Wednesday, July 05, 2006

Pumpkin Heads, Yetis, and Reprehensible Birds


I just finished updating the site, where I've posted some of my new drawings. They're influenced by Grandville, which is pretty obvious in this one, That Bird. (This is a detail.)




Grandville is less in evidence in this one (below), which I must admit I like very much.



I've been drawing and painting pumpkin heads for some time now, but I haven't put them in a large piece yet: they add an instant Halloween aspect to my work, and that's not exactly what I mean. It's something about being a hollow man. I do love Jack-0-lanterns. I like the whole symbolic aspect of Halloween: killing the fruit of the plant to make something that comes alive as it slowly dies. The pumpkin man is a transitional figure to me: somewhere in between the skellington and the person: it's half way alive.

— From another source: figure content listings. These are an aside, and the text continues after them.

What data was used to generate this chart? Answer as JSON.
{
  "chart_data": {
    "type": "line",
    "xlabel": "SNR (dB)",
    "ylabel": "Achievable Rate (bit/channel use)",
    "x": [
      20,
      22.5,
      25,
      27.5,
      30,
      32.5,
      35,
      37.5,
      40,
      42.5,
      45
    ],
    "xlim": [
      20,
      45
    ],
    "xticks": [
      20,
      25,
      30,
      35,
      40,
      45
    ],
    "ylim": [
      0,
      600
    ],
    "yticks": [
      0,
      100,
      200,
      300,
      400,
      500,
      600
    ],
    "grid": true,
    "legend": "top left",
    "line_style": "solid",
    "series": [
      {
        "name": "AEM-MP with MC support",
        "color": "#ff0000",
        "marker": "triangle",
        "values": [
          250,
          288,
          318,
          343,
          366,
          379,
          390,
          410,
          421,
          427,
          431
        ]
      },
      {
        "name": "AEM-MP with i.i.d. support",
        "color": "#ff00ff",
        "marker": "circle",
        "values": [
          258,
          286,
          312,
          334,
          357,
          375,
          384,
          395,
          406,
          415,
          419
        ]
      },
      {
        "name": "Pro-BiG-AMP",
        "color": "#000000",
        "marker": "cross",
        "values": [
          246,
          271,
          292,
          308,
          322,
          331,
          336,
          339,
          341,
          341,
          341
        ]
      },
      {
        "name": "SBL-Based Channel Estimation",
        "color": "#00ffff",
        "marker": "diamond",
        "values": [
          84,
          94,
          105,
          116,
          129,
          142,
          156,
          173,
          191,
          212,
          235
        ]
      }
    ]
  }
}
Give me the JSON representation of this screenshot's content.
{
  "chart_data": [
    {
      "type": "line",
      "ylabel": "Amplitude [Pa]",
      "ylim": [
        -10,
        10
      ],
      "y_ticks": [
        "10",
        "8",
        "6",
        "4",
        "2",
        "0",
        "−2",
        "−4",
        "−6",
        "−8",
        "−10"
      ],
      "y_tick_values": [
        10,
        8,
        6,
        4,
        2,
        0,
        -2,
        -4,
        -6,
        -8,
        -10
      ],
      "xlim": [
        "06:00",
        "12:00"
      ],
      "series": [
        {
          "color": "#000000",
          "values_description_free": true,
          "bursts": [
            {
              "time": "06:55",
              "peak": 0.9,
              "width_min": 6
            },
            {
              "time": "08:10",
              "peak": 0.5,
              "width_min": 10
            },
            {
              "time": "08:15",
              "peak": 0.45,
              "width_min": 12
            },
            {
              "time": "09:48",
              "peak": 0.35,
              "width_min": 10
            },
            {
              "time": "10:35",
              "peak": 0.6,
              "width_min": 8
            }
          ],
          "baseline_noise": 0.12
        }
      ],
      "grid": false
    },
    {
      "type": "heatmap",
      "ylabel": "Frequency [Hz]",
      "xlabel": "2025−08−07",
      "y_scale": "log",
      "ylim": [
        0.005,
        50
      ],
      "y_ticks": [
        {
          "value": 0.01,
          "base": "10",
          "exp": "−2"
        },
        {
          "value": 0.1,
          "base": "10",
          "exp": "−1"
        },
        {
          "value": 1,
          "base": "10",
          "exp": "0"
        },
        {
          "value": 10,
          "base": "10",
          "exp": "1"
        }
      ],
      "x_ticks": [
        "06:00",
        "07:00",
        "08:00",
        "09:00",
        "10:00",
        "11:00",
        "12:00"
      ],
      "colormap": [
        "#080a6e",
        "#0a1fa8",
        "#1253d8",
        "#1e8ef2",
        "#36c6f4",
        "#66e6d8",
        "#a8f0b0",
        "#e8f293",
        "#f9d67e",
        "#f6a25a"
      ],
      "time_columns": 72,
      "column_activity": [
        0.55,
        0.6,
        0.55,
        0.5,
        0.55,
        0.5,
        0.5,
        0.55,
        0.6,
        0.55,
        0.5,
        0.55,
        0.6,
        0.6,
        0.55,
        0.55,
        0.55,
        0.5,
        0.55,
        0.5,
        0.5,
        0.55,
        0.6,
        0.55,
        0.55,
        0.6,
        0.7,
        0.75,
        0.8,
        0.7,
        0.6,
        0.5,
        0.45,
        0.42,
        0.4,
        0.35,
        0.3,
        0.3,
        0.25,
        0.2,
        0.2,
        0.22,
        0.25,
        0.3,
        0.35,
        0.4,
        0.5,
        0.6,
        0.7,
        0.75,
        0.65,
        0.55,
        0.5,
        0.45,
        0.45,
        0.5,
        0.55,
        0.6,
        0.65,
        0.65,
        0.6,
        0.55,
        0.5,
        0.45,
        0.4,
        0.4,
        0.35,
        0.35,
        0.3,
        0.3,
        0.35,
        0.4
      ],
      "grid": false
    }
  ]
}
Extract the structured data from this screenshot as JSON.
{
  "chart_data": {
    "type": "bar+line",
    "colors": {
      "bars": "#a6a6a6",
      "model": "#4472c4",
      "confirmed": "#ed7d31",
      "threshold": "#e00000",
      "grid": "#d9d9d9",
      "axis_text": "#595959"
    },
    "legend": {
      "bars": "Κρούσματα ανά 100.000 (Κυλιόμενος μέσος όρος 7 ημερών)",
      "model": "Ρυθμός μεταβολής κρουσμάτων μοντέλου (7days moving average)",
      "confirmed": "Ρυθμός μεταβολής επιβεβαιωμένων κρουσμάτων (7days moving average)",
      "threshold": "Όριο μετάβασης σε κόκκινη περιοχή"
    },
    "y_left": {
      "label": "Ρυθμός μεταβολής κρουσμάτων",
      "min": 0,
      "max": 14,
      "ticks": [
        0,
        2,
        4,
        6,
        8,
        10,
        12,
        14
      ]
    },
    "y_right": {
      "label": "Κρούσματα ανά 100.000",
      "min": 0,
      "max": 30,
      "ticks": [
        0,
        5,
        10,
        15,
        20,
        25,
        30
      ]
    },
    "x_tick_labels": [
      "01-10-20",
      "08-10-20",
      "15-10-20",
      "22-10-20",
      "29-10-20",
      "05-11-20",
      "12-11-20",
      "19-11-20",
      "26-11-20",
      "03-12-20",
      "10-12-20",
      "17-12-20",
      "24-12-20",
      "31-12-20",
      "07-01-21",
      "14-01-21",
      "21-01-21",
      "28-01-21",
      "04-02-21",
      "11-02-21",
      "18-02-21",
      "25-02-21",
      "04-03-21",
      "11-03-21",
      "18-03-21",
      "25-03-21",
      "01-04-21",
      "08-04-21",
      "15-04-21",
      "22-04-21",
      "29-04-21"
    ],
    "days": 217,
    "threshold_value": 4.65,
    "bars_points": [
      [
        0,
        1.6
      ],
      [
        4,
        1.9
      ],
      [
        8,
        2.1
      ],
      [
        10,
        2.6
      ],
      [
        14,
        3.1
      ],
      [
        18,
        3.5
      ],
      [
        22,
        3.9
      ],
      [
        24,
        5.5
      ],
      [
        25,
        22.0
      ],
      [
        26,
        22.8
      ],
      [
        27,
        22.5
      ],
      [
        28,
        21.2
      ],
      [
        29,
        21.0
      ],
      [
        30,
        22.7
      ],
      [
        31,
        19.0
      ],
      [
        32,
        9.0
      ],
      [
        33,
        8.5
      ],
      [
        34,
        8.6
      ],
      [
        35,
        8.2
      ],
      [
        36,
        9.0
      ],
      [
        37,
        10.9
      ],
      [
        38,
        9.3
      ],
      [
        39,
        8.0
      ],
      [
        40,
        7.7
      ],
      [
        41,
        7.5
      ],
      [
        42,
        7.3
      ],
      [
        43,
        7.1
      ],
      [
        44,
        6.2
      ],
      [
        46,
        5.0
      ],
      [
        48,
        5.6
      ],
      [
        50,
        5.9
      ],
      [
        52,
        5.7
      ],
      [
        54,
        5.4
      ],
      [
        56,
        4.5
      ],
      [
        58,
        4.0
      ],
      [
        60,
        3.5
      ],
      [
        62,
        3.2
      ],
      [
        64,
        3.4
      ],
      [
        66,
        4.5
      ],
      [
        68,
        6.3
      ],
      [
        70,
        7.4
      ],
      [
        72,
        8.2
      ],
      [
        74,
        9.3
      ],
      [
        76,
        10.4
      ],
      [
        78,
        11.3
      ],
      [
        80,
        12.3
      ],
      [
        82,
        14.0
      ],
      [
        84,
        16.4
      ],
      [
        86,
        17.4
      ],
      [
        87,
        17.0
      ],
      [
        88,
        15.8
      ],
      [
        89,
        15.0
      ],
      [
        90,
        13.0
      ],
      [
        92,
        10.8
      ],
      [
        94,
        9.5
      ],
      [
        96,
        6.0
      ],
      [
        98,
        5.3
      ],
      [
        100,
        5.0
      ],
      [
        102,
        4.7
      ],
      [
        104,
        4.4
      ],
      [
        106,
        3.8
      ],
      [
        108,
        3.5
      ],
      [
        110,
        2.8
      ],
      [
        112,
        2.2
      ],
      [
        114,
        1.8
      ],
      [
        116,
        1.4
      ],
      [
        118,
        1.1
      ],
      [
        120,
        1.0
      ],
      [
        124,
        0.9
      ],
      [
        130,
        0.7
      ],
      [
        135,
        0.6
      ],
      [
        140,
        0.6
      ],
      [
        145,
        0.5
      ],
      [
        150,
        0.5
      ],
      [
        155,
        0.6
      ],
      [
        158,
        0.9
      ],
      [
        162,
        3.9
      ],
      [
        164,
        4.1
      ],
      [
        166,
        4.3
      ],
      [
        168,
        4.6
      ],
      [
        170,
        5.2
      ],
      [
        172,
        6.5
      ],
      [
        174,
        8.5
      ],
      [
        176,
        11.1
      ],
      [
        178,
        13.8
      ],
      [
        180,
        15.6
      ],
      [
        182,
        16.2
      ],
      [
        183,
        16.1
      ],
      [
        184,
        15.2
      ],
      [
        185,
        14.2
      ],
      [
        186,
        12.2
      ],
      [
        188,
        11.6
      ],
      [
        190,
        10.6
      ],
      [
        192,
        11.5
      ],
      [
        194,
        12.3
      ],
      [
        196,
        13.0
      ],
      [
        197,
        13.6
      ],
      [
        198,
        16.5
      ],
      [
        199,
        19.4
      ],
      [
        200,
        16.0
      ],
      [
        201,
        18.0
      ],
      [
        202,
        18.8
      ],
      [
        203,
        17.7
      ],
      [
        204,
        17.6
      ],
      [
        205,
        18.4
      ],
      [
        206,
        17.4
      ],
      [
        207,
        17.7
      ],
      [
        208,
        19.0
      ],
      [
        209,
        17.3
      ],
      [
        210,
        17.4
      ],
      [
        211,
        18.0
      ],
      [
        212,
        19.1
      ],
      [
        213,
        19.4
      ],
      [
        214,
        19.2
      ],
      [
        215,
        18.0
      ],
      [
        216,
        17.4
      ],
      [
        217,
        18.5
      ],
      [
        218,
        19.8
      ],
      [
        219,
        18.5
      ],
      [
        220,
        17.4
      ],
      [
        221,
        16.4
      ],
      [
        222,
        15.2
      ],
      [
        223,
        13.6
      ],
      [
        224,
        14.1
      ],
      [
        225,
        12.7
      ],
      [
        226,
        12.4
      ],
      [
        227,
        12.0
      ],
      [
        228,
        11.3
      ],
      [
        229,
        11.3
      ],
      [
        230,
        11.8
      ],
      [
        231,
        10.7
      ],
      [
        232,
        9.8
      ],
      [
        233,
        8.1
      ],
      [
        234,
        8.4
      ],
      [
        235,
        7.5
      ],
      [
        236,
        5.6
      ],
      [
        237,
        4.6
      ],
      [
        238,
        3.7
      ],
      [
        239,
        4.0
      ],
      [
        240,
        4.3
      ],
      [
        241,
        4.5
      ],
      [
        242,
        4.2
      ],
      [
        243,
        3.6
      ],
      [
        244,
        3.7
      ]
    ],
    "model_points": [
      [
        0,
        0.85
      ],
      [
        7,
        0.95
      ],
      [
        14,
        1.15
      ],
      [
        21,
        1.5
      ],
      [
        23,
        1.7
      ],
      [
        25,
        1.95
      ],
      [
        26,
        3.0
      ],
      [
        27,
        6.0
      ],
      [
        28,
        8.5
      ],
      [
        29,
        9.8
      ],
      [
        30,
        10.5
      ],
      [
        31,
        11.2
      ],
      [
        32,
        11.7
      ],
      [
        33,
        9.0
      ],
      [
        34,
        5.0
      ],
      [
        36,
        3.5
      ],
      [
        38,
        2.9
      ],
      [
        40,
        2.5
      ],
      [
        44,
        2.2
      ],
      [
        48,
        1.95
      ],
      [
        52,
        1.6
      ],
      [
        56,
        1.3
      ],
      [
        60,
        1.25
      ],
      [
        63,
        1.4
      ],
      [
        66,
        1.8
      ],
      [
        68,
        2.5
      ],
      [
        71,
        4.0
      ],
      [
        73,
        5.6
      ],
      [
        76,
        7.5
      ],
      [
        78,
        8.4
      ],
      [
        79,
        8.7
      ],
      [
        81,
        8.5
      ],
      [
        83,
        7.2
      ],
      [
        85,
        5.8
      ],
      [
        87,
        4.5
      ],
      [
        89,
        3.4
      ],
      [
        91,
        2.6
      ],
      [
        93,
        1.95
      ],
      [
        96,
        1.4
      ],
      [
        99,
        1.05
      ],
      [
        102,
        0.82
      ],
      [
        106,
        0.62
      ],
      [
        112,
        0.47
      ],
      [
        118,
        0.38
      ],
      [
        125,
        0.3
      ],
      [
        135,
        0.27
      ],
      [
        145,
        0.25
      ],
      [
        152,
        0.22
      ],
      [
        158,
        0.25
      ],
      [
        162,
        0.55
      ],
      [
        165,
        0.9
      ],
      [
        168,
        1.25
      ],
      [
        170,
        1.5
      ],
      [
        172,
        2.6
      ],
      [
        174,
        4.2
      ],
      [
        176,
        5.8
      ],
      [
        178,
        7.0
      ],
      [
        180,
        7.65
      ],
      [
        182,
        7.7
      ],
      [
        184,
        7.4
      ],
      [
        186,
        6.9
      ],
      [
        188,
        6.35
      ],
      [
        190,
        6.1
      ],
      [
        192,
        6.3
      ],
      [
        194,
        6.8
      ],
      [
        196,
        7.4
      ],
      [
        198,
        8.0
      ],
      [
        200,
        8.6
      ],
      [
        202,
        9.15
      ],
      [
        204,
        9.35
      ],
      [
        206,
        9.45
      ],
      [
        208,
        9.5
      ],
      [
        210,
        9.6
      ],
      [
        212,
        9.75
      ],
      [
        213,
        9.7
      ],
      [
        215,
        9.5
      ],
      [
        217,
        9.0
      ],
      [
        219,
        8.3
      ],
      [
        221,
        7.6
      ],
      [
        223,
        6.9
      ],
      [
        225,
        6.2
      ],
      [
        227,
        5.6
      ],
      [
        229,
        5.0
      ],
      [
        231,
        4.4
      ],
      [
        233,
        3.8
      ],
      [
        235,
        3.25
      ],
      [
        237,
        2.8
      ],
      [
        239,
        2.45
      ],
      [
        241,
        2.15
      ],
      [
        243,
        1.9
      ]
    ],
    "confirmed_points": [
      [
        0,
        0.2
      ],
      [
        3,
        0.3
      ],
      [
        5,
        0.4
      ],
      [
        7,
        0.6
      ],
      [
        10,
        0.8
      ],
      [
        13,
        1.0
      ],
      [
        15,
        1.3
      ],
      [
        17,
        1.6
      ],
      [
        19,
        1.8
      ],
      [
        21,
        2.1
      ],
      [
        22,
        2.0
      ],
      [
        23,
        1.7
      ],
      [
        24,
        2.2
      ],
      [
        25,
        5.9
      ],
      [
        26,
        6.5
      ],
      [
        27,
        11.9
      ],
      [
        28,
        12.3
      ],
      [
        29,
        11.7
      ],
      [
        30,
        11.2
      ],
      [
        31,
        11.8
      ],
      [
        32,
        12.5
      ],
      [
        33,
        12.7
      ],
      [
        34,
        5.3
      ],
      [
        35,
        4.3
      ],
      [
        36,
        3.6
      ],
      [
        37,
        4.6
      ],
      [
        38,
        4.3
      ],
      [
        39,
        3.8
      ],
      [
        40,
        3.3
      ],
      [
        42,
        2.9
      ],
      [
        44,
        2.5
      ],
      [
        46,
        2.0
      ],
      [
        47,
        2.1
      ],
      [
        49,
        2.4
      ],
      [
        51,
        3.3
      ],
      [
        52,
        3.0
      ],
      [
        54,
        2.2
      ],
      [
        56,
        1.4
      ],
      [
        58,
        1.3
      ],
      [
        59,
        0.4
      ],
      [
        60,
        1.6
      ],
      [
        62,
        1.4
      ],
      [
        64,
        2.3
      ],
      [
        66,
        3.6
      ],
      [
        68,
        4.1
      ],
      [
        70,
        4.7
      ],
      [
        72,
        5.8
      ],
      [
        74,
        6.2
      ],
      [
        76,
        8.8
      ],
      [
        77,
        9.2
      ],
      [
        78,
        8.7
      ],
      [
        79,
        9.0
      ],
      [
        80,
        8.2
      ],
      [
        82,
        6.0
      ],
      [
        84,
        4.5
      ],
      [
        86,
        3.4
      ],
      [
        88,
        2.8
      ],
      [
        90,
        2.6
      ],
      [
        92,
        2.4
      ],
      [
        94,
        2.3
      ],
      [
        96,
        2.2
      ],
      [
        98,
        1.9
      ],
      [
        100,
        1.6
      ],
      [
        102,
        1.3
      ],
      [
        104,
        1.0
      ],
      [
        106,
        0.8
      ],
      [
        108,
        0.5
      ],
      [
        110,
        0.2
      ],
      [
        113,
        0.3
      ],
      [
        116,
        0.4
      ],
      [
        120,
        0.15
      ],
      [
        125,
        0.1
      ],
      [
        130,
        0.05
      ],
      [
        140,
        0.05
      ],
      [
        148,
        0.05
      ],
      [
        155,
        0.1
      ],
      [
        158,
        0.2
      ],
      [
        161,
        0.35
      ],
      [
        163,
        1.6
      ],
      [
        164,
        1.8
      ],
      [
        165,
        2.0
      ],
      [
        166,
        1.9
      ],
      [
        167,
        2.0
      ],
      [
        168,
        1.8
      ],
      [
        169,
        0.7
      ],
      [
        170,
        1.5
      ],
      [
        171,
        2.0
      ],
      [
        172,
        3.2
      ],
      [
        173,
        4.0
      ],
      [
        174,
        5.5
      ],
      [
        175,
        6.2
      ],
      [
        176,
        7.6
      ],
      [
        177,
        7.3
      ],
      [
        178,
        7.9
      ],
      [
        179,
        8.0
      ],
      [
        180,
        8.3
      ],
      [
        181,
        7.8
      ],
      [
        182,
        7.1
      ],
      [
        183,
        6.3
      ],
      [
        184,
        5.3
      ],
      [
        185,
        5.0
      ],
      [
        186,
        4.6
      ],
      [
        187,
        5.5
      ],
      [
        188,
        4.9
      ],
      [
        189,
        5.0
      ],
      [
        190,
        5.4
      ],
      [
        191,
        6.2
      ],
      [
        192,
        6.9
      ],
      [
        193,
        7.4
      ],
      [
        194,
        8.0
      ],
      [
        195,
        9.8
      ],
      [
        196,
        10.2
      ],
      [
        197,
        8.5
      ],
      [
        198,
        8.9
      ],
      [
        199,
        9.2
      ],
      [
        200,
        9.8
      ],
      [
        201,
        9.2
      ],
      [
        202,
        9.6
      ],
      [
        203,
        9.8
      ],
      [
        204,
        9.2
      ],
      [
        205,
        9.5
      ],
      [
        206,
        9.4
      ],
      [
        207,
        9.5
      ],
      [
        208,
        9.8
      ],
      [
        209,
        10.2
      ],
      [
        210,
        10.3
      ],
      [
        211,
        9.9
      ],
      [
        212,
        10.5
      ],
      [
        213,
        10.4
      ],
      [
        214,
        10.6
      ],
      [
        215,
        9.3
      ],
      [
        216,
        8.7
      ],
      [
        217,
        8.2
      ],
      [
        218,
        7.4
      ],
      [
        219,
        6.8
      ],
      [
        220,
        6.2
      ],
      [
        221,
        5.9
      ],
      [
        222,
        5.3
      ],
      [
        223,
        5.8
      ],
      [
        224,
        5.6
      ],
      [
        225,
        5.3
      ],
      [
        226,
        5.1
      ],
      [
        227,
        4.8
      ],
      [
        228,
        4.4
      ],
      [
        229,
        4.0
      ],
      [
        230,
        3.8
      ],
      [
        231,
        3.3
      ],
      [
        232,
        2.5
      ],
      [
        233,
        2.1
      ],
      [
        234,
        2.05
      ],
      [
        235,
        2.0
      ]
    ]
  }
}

The same thing is true for yetis, which I use a lot. Yetis are more depressing characters than pumpkin heads, though. They're more like people in stasis, going feral in a really isolated way.



This drawing, Cliff, has a background of opposing characters: there are skeletons and yetis (death and stasis) and roses and badgers (fertility and agression) alternating in the pattern behind the little slacker on the cliff. I need to get a sharper image of this drawing, but here's a detail.


I've been doing a lot of mortality pieces lately, but somehow I see them all as rather optimistic. Even this one,Threat doesn't seem gloomy to me.



At least, it's not nearly as gloomy as this, the Reprehensible Bird, who is both telling people what is reprehensible and is, itself, reprehensible for being so damned bossy and melodramatic.



Unlike the bluejays that I mentioned a couple posts ago. I talked a great deal about their vigorous baths and punk rock hairdos, and I'm grateful that they have generously consented to appear for a photo shoot.